Dr. Stephen J. Lauer, a pediatrician at a major university hospital, experienced the shift, which could be attributed in part to concerned parents worried about exposing their children to an unsafe environment. “We started seeing a drop in March when the emergency was declared. Pediatricians were forced to cut back on the number of visits for older children as we focused on the two-years-and-younger group so we could get the primary series of vaccinations done. The older kids did not get many visits. Now, we’re trying to catch up on giving all of those vaccinations that were missed,” he commented. “We’re still behind on getting the vaccinations back to where they were prior to COVID. Parents are concerned about the risk of exposing their children to medical care facilities where there will be sick people. In the short term, they’re protecting the family, but an unintended consequence results by opening up secondary issues.”

Dr. Lauer says, not only are parents risking the safety of their children by not getting them immunized, but the entire community can be in danger if we lose “herd immunity,” which can lead to the resurgence of vaccine-preventable diseases. Herd immunity refers to a high percentage of the public becoming immune to a disease that spreads through viruses or bacteria by being vaccinated and/or having the illness. This helps ensure that the spread is unlikely from person to person. Scientists believe that if the rates for a particular vaccine dip only about five percent, a community can become vulnerable to an outbreak. Measles, for example, was considered eradicated in the U.S. in 2000, but cases have popped up again. Globally in 2017, the disease killed 110,000 people.
“Measles always comes up to the top of this list because you have to have such a high vaccination rate to maintain herd immunity,” advised Dr. Lauer. “But the story is true for any of the vaccine-preventable diseases such as bacterial meningitis, flu, polio, hepatitis A and B and many others. All of those will surge if the vaccine rate drops and we lose herd immunity.”

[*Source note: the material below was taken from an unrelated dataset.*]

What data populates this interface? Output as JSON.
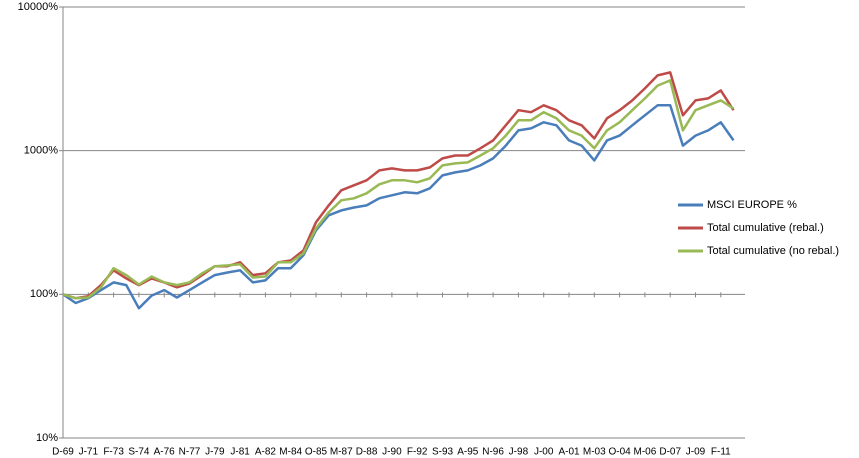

According to Dr. Lauer, the bacteria and viruses that cause these diseases still exist, but herd immunity ensures they can’t spread between people. But if vaccinations are missed, there will be outbreaks, not just of measles, but any of the vaccine-preventable diseases. “We will see these diseases spread whereas before it might have been an isolated case because that’s as far as the virus or bacteria could go,” he stated. “You must have a lot of immunity in a community to keep diseases from spreading.”

Dr. Lauer adds it will take the public and parents working together to protect our children. The fear of bringing a child into a medical facility shouldn’t prevent anyone from seeking medical assistance, especially vaccinations. Throughout the nation, expansive protocols have been put into place to ensure the wellbeing of patients. “The office setting is now an even safer place to come and well worth the health benefits for children to come to those visits,” he stated.

Another deadly virus is on the verge of reappearing, and vaccinations are the key to controlling its outcome. “We’re going to have a huge push coming on flu vaccines,” noted Dr. Lauer. “We worry about all these other vaccine-preventable diseases occurring, but we know a combination this winter of the ongoing COVID pandemic with a flu epidemic will be disastrous. People need to be ready and get a flu vaccine as soon as it’s made available.”

Dr. Lauer shared that flu vaccines were accessible around October 1. He also stressed the flu vaccination is designed to prevent serious issues and to give protection from complications requiring hospitalization. It’s no guarantee you won’t get the flu.

Whether you’re sixty, six or six months old, now’s the time to roll up your sleeve and protect yourself and your family. “The biggest fear of the COVID epidemic is that it will lead to the secondary increase in all of the other vaccine-preventable diseases we currently have under control,” commented Dr. Lauer. “We will experience serious health consequences that go with the resurgence of these diseases.” ■

Editor’s note: Always consult your pediatrician to determine medical care appropriate for your child.